Maybe she would rest a little, Maggie thought. A few minutes alone would give her enough time to pull herself together again. Seeing Nick had been a fluke, an unfortunate coincidence. He was probably just passing through town and stopped to say hello to Lucas. And even if he did stick around for a few days, Wolf River wasn’t all that small. The odds of running into him again were practically non-existent.

That thought eased the tightness in her shoulders. She could only imagine what he must think of her after her insane behavior in the market. No doubt he thought she was a crazy lady escaped from the funny farm.

Fine. Let him think she was crazy. As long as she didn’t have to see him again, he could think whatever he wanted.

On her way to the bedroom, Maggie leaned over and brushed her father’s whisker-rough cheek with her lips. He’d retired only six months ago from his foreman construction job and he’d had way too much time on his hands. Even after thirty-six years of marriage, her mother, who had the patience of a saint, was ready to murder the man. And if he’d been a pain-in-the-behind before, since his surgery, he’d been twice as gruff. As far as patients went, he was somewhere between Oscar the Grouch and Attila the Hun. “Can I get you anything, Daddy?”

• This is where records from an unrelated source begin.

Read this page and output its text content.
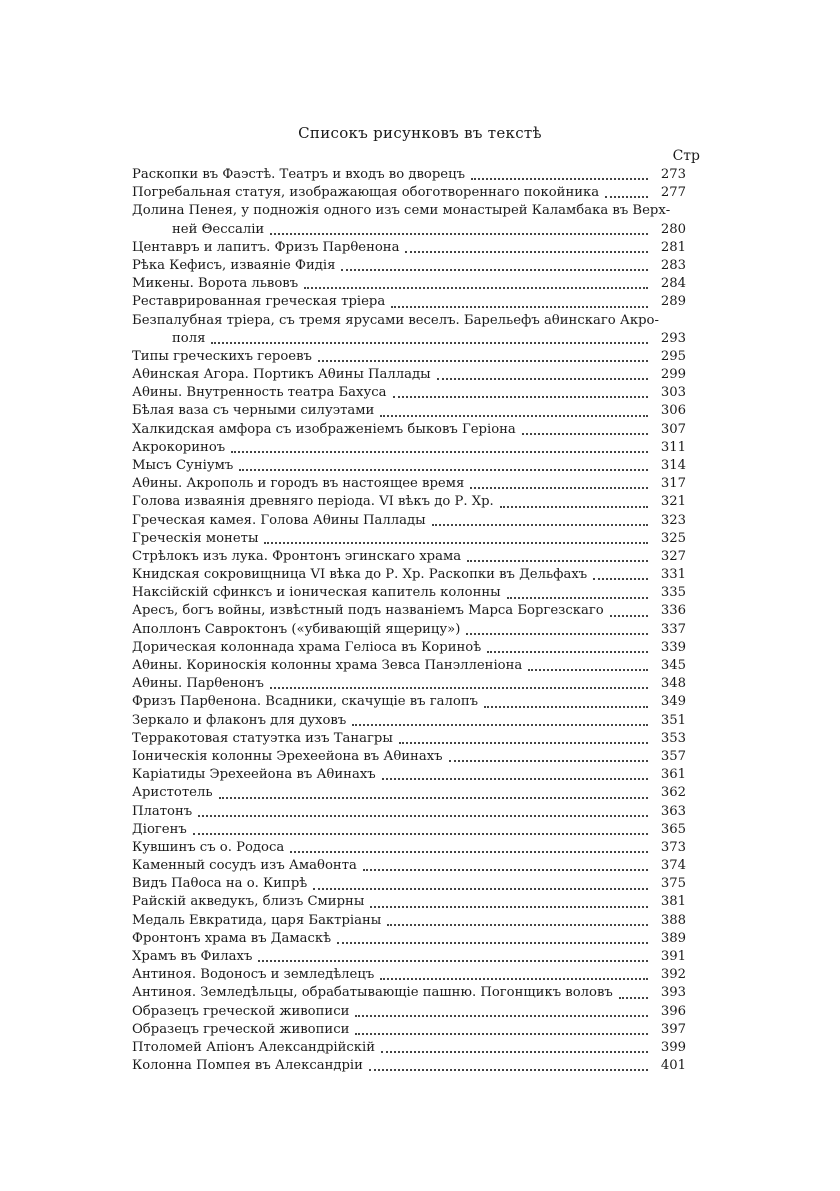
Списокъ рисунковъ въ текстѣ
Стр
Раскопки въ Фаэстѣ. Театръ и входъ во дворецъ	273
Погребальная статуя, изображающая обоготвореннаго покойника	277
Долина Пенея, у подножія одного изъ семи монастырей Каламбака въ Верх-
ней Θессаліи	280
Центавръ и лапитъ. Фризъ Парθенона	281
Рѣка Кефисъ, изваяніе Фидія	283
Микены. Ворота львовъ	284
Реставрированная греческая тріера	289
Безпалубная тріера, съ тремя ярусами веселъ. Барельефъ аθинскаго Акро-
поля	293
Типы греческихъ героевъ	295
Аθинская Агора. Портикъ Аθины Паллады	299
Аθины. Внутренность театра Бахуса	303
Бѣлая ваза съ черными силуэтами	306
Халкидская амфора съ изображеніемъ быковъ Геріона	307
Акрокориноъ	311
Мысъ Суніумъ	314
Аθины. Акрополь и городъ въ настоящее время	317
Голова изваянія древняго періода. VI вѣкъ до Р. Хр.	321
Греческая камея. Голова Аθины Паллады	323
Греческія монеты	325
Стрѣлокъ изъ лука. Фронтонъ эгинскаго храма	327
Книдская сокровищница VI вѣка до Р. Хр. Раскопки въ Дельфахъ	331
Наксійскій сфинксъ и іоническая капитель колонны	335
Аресъ, богъ войны, извѣстный подъ названіемъ Марса Боргезскаго	336
Аполлонъ Савроктонъ («убивающій ящерицу»)	337
Дорическая колоннада храма Геліоса въ Кориноѣ	339
Аθины. Кориноскія колонны храма Зевса Панэлленіона	345
Аθины. Парθенонъ	348
Фризъ Парθенона. Всадники, скачущіе въ галопъ	349
Зеркало и флаконъ для духовъ	351
Терракотовая статуэтка изъ Танагры	353
Іоническія колонны Эрехеейона въ Аθинахъ	357
Каріатиды Эрехеейона въ Аθинахъ	361
Аристотель	362
Платонъ	363
Діогенъ	365
Кувшинъ съ о. Родоса	373
Каменный сосудъ изъ Амаθонта	374
Видъ Паθоса на о. Кипрѣ	375
Райскій акведукъ, близъ Смирны	381
Медаль Евкратида, царя Бактріаны	388
Фронтонъ храма въ Дамаскѣ	389
Храмъ въ Филахъ	391
Антиноя. Водоносъ и земледѣлецъ	392
Антиноя. Земледѣльцы, обрабатывающіе пашню. Погонщикъ воловъ	393
Образецъ греческой живописи	396
Образецъ греческой живописи	397
Птоломей Апіонъ Александрійскій	399
Колонна Помпея въ Александріи	401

“Sneak me a shot of whisky and a cigar,” he said in his deep gravelly voice without looking up from his paper. “There’s cash in it for you.”

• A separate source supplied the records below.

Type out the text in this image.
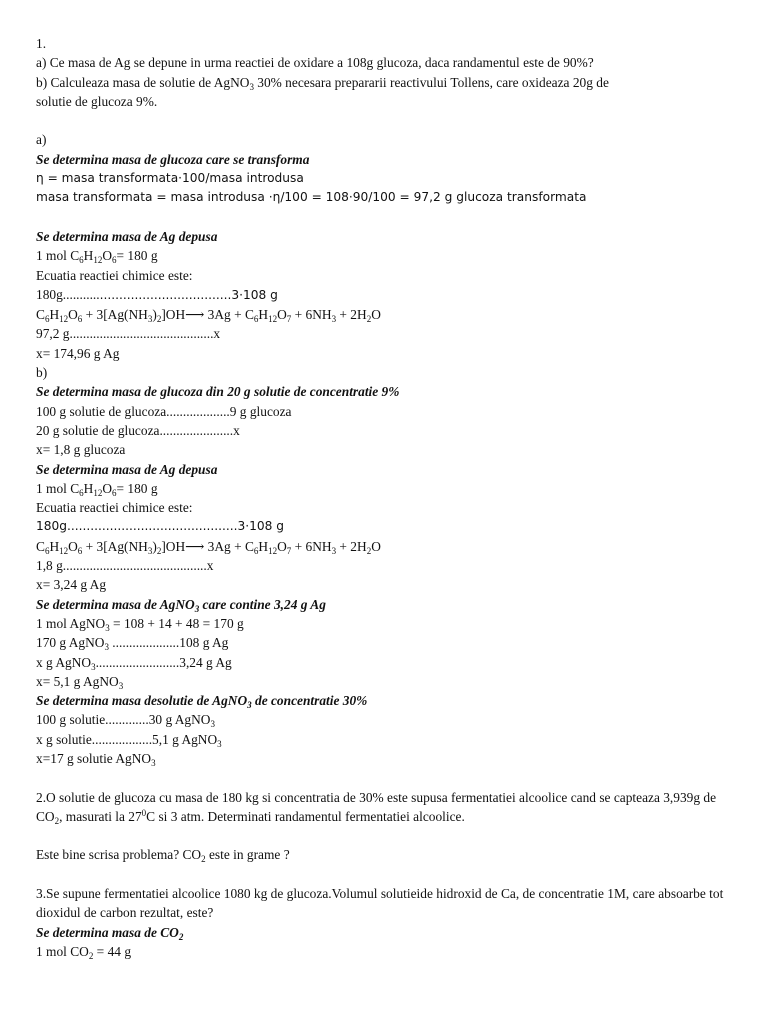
1.
a) Ce masa de Ag se depune in urma reactiei de oxidare a 108g glucoza, daca randamentul este de 90%?
b) Calculeaza masa de solutie de AgNO$_3$ 30% necesara prepararii reactivului Tollens, care oxideaza 20g de
solutie de glucoza 9%.
a)
Se determina masa de glucoza care se transforma
η = masa transformata·100/masa introdusa
masa transformata = masa introdusa ·η/100 = 108·90/100 = 97,2 g glucoza transformata
Se determina masa de Ag depusa
1 mol $C_6H_{12}O_6= 180$ g
Ecuatia reactiei chimice este:
180g.............................................3·108 g
$C_6H_{12}O_6$ + $3[Ag(NH_3)_2]OH⟶$ $3Ag + C_6H_{12}O_7 + 6NH_3 + 2H_2O$
97,2 g...........................................x
x= 174,96 g Ag
b)
Se determina masa de glucoza din 20 g solutie de concentratie 9%
100 g solutie de glucoza...................9 g glucoza
20 g solutie de glucoza......................x
x= 1,8 g glucoza
Se determina masa de Ag depusa
1 mol $C_6H_{12}O_6= 180$ g
Ecuatia reactiei chimice este:
180g............................................3·108 g
$C_6H_{12}O_6$ + $3[Ag(NH_3)_2]OH⟶$ $3Ag + C_6H_{12}O_7 + 6NH_3 + 2H_2O$
1,8 g...........................................x
x= 3,24 g Ag
Se determina masa de AgNO$_3$ care contine 3,24 g Ag
1 mol AgNO$_3$ = 108 + 14 + 48 = 170 g
170 g AgNO$_3$ ....................108 g Ag
x g AgNO$_3$.........................3,24 g Ag
x= 5,1 g AgNO$_3$
Se determina masa desolutie de AgNO$_3$ de concentratie 30%
100 g solutie.............30 g AgNO$_3$
x g solutie..................5,1 g AgNO$_3$
x=17 g solutie AgNO$_3$
2.O solutie de glucoza cu masa de 180 kg si concentratia de 30% este supusa fermentatiei alcoolice cand se capteaza 3,939g de $CO_2$, masurati la $27^0C$ si 3 atm. Determinati randamentul fermentatiei alcoolice.
Este bine scrisa problema? $CO_2$ este in grame ?
3.Se supune fermentatiei alcoolice 1080 kg de glucoza.Volumul solutieide hidroxid de Ca, de concentratie 1M, care absoarbe tot dioxidul de carbon rezultat, este?
Se determina masa de $CO_2$
1 mol $CO_2 = 44$ g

“Money won’t do me any good if I’m dead. Mom says no alcohol or tobacco while you’re recuperating, and if she so much as catches a whiff of either on your breath, she’ll bruise both our behinds.”

His response was something between a growl and a grunt. He simply snapped his paper and mumbled something about overbearing wives and ungrateful children.

At the sound of the doorbell, she straightened.

“Would you get that for me, Maggie?” her mother called from the kitchen. “Jim Becker’s stopping by with a set of crutches for your father. He’s supposed to be up walking by the end of the week.”

Maggie smiled when her father only buried his head deeper into his paper. Getting a six-foot, two-hundredpound, stubborn man walking was no stroll in the park, but if anyone could do it, Maggie knew her mother could.

Other than running into Nick at the market, it felt good to be home. The scent of a roast baking, the sound of her mother’s humming from the kitchen, even her father with his nose in the paper. She missed all that. Life had gotten too crazy these past few years. She hadn’t even realized it until this minute just how crazy.

She was going to enjoy her time here, she resolved. Enjoy her time with Drew and her parents. She’d put the past behind her a long time ago; it no longer existed. There was only here and now.

The doorbell rang again and when she opened the door the past she’d put behind her stood on her parents’ doorstep, staring back at her with eyes as black and deep as a forest at midnight.